Since Cadbury sells 300 million chocolate bars per year, the appearance of the Fairtrade mark on packaging “will introduce a lot of new people to Fairtrade,” a spokesperson for certifier Fairtrade Foundation told FoodNavigator.com.

“This shows Fairtrade is becoming more mainstream,” she said. In the beginning, campaigners were knocking on retailers’ doors asking them to sell Fairtrade products. Now big companies have realised the business sense in making Fairtrade products available, and are doing so.

The latest news from Cadbury follows an announcement last year from sugar giant Tate & Lyle to source Fairtrade sugar, and Marks & Spencers’ pledge to source only Fairtrade bananas.

Organisation strategy

That there are around 700,000 cocoa farmers in Ghana, but the majority of these do not have the cooperative structures in place to achieve fair-trade certification.

Cadbury established the Cadbury Cocoa Partnership last year through which it began working in Ghanaian villages that rely on cocoa farming for their livelihoods.

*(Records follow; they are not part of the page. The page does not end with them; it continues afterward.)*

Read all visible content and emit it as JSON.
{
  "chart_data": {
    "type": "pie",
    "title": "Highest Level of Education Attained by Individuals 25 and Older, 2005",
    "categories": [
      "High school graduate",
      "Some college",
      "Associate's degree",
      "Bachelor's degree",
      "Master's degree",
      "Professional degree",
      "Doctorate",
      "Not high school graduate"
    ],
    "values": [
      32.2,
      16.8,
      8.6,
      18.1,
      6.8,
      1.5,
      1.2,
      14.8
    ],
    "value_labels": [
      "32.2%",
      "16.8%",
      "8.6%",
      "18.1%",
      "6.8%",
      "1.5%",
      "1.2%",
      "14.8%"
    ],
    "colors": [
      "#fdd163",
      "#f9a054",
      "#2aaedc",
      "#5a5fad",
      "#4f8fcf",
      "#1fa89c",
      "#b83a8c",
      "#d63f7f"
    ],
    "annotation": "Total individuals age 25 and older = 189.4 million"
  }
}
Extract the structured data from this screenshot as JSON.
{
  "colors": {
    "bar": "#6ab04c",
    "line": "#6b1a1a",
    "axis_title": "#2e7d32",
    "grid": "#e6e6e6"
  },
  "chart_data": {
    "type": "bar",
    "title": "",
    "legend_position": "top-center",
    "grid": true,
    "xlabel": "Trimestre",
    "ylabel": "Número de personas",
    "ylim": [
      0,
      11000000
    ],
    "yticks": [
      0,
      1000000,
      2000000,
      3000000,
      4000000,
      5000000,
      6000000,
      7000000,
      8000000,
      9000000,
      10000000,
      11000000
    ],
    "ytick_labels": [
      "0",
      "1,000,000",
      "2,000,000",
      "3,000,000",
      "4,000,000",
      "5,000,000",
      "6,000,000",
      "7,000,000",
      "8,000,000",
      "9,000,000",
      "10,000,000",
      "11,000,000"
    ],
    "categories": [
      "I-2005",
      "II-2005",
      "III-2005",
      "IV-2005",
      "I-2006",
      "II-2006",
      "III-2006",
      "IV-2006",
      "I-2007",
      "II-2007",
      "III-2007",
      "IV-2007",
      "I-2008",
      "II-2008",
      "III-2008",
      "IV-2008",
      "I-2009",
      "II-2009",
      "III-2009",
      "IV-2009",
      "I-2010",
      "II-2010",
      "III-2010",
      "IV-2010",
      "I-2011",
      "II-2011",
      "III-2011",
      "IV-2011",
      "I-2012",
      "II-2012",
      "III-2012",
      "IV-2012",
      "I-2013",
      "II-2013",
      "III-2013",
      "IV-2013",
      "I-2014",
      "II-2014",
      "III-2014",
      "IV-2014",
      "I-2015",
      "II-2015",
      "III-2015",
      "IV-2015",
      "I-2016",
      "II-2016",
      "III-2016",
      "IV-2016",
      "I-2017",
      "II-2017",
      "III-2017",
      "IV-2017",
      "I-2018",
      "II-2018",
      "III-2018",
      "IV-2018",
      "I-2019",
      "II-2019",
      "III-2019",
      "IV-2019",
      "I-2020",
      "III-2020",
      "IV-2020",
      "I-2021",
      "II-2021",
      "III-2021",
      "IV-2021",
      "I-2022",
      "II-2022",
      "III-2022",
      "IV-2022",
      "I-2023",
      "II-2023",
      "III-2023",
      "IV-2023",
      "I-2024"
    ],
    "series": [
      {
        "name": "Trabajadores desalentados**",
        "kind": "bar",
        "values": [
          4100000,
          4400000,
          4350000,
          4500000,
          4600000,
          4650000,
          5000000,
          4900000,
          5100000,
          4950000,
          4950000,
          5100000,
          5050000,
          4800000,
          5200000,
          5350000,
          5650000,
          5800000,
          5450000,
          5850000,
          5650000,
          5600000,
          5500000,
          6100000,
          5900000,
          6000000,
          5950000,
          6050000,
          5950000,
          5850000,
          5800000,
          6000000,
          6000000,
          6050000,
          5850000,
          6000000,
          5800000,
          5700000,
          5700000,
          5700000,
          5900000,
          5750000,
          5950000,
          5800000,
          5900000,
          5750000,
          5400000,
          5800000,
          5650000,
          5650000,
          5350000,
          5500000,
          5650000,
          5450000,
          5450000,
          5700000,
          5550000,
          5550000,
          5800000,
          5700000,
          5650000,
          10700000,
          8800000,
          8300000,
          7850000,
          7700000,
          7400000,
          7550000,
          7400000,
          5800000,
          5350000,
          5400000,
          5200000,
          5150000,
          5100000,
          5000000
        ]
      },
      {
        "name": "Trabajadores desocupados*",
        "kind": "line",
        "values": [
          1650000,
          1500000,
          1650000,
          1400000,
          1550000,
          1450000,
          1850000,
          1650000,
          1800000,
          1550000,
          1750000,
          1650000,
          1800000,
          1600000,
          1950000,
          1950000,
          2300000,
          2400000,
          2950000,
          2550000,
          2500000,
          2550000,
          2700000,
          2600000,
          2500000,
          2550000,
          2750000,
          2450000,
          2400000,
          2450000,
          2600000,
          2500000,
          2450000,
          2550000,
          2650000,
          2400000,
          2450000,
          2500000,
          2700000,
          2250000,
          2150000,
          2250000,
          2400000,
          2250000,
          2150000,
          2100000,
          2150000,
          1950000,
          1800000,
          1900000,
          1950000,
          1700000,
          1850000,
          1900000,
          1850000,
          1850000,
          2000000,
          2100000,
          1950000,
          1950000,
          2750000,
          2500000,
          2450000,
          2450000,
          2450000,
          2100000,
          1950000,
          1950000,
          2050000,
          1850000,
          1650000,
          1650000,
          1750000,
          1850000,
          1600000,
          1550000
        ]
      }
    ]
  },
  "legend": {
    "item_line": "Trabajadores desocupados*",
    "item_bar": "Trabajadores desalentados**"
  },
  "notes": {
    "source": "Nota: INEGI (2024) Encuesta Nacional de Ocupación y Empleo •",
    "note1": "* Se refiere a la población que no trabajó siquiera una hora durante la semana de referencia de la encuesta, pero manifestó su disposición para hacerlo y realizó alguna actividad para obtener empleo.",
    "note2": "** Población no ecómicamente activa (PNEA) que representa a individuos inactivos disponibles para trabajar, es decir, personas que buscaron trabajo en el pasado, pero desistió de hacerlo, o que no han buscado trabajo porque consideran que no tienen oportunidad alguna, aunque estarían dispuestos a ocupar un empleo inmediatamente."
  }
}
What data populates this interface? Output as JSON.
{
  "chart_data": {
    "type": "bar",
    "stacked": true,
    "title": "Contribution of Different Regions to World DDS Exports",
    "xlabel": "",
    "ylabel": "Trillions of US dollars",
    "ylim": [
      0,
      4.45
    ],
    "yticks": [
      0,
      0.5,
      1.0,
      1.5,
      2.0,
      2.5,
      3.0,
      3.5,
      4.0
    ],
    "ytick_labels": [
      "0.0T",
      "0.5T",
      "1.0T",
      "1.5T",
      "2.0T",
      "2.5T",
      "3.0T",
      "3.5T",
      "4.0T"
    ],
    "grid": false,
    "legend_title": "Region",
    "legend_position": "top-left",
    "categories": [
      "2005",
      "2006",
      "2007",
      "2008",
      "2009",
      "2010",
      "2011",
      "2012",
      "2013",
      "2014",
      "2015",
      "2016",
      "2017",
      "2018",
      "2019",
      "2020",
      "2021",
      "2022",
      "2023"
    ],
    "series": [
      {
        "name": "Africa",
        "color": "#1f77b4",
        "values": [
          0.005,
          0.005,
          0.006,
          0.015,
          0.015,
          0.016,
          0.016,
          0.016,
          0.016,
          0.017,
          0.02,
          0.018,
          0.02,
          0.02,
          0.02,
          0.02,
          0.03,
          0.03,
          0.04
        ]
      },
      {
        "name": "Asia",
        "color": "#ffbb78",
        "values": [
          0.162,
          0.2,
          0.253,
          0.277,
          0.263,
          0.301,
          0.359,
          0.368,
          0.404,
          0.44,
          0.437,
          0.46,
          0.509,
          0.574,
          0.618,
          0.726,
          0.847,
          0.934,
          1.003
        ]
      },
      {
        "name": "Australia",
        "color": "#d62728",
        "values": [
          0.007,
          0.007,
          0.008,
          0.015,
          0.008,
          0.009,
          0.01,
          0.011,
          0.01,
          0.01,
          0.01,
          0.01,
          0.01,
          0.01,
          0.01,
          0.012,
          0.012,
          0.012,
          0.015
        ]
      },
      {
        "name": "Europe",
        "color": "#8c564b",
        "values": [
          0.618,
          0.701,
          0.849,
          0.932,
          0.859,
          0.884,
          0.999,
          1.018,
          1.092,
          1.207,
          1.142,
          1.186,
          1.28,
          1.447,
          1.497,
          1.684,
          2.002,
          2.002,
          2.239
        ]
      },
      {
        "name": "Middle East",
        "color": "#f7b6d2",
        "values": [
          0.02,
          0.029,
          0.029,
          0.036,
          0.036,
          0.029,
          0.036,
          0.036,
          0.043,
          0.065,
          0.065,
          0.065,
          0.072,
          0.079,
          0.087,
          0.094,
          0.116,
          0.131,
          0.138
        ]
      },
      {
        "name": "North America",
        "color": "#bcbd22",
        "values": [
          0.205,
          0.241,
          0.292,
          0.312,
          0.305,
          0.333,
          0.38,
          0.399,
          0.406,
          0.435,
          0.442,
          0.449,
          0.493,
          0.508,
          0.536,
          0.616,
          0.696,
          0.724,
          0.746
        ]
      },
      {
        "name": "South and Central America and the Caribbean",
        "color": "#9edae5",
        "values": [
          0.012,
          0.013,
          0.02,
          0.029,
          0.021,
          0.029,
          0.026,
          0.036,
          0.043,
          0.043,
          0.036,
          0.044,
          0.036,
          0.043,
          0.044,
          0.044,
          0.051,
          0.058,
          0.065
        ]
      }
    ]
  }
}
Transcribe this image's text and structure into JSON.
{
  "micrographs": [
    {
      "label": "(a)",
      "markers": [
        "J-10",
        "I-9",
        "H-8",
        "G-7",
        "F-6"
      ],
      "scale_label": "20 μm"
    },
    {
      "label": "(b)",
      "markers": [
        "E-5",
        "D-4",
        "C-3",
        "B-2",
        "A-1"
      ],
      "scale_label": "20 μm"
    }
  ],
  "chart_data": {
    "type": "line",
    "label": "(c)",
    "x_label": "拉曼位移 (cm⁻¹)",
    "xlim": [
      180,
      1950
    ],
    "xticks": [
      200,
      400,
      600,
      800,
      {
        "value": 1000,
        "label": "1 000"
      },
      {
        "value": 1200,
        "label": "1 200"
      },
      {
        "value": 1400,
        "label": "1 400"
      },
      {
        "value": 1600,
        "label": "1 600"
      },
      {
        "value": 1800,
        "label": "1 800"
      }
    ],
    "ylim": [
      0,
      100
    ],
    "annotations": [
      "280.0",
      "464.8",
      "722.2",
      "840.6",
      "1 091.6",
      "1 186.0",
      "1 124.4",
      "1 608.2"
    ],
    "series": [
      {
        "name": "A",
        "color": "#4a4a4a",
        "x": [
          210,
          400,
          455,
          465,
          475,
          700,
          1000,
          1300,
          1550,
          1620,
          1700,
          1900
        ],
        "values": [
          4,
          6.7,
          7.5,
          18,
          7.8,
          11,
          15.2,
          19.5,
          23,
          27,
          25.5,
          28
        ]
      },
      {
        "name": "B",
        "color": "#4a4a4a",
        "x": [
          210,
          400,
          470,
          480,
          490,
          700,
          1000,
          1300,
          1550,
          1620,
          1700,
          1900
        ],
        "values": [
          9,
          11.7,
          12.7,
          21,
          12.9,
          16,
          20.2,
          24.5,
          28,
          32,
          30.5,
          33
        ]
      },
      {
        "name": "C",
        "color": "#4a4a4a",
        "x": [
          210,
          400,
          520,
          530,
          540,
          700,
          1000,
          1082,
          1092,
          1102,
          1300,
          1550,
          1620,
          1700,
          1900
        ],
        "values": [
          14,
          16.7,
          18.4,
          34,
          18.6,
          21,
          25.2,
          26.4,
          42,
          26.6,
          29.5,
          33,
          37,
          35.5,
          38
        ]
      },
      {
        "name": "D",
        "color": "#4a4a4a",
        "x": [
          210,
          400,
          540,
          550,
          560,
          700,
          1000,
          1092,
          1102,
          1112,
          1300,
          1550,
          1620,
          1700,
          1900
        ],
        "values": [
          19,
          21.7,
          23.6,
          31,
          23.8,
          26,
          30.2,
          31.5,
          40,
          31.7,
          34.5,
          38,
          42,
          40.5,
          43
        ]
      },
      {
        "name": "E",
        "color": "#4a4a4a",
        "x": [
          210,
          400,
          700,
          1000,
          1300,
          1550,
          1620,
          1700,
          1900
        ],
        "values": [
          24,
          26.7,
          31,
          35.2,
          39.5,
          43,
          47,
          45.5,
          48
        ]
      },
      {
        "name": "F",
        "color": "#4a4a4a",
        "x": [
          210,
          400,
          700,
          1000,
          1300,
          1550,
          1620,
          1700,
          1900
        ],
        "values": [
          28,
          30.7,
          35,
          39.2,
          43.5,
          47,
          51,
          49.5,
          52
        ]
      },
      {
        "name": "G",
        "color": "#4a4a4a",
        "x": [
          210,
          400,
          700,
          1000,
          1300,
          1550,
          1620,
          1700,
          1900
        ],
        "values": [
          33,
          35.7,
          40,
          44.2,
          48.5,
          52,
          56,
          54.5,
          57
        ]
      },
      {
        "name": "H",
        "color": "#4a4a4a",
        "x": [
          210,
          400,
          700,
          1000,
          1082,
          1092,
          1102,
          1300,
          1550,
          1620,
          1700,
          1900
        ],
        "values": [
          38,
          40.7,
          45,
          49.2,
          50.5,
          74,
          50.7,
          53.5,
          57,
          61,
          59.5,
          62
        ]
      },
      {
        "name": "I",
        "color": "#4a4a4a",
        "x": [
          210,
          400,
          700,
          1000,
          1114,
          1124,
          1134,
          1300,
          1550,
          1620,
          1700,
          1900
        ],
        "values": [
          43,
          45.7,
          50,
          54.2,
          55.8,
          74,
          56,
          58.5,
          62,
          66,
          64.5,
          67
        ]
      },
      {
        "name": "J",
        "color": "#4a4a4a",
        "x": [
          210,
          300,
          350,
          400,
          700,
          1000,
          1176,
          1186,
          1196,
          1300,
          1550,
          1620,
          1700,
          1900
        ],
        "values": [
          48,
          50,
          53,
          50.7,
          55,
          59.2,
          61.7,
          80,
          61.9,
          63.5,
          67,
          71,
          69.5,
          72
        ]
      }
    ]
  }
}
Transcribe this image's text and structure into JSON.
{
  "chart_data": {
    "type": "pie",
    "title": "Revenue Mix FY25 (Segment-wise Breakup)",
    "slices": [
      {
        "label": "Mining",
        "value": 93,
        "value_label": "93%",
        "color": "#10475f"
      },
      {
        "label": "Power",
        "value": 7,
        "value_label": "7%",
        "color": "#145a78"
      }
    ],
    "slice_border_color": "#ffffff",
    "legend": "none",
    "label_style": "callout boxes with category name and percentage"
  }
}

It has now started working with certifiers so that more farmers can be registered with Flo-Cert, the Fairtrade Foundation’s international certification partner.

Registration mainly requires the growers organising through a cooperative or other organisation, to ensure transparency and traceability, and also to ensure how to use the Fairtrade premium.

Cocoa farmers receive a premium of US$140 per tonne of Fairtrade cocoa, which must be spent on development projects. In addition, farmers guarantee a minimum price for Fairtrade cocoa, of no less than $1600 per tonne.

At present the cocoa price is “quite healthy”, at $2100 a tonne – a rate that Cadbury will pay while it remains at that level. But even if it dips drastically below $1600, the confectionery will not pay less than the threshold.

Groups supplying Fairtrade cocoa are also bound to meet other conditions, on environmental impact, accountability, and child labour, for example.

Kuapa Kokoo

Cadbury will also be sourcing cocoa from Kuapa Kokoo, a group that already has Fairtrade certification in place and which has 45,000 Ghanaian farmers registered. Although Kuapa Kokoo sells only three per cent of its cocoa as Fairtrade at present, it has a slate of other projects in place, such as building schools and constructing wells.

The arrangement with Cadbury will enable it to increase its Fairtrade premiums, and implement more farmer support and community development programmes, according to the Fairtrade Foundation.

The news from Cadbury has also been welcomed by Divine Chocolate Ltd, which is co-owned by Kuapa Kokoo. Since it started supplying chocolate in the UK ten years ago, Divine has become a £12.4m business.

Cadbury first established cocoa farms in Ghana 100 years ago.